I've downloaded an abridged version of Atwood's talk on debt, but I also borrowed the corresponding book from the library, and it's a brilliant read. So if Atwood's voice bugs you, her complete Massey Lecture is available in print and as an an eBook. Umm, maybe some of you will skip the audiobook.

(Atwood's voice used to drive me up the wall, but I now find it rather endearing.
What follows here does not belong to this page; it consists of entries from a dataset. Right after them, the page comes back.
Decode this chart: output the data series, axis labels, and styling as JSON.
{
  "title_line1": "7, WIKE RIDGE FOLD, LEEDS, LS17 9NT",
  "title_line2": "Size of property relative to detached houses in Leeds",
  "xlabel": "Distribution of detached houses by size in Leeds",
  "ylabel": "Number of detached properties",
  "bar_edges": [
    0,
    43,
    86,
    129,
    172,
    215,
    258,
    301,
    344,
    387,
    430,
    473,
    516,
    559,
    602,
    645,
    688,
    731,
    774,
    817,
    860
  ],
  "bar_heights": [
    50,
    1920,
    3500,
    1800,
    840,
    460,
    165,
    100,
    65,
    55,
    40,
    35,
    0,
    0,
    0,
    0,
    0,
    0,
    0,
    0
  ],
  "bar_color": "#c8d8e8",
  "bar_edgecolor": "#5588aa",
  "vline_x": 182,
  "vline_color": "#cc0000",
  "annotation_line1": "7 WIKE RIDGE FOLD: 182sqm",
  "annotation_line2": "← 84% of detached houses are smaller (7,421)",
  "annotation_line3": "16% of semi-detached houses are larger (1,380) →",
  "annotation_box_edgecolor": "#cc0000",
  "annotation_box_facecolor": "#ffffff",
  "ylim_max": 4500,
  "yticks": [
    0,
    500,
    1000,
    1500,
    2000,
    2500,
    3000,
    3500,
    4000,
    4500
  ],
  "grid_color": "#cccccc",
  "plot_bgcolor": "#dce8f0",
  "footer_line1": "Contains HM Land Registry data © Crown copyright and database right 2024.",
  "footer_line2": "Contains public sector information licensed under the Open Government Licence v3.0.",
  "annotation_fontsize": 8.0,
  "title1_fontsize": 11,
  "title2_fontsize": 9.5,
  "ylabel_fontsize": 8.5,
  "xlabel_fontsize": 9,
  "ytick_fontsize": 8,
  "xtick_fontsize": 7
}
I think this interview with Carol Off on As It Happens, about life as a student in the sixties, was one of the things that got me feeling a little fuzzier about her.)
posted by maudlin at 7:24 PM on November 14, 2011 [1 favorite]


You mistake me--I listened to the whole lecture and found it interesting. I just found as I listened that I could hear her grinning every last time she led up to a joke, occasionally almost laughing at her own jokes before she actually told him. Very annoying.

It was also 2 years ago, so I should revisit.
posted by Decimask at 7:47 PM on November 14, 2011 [1 favorite]


What a fantastic post, thank you.
posted by jokeefe at 9:05 PM on November 14, 2011


The Stephen Lewis one (2005) is really terrific. He is one heck of a speaker. Great post!
posted by ThatCanadianGirl at 6:04 AM on November 15, 2011


Oh wow! It's been a long time since I heard R.D. Laing's Massey lecture. Anybody who argues that mental inmates are right to smear the walls with their own feces is OK in my book. So thanks for the memories!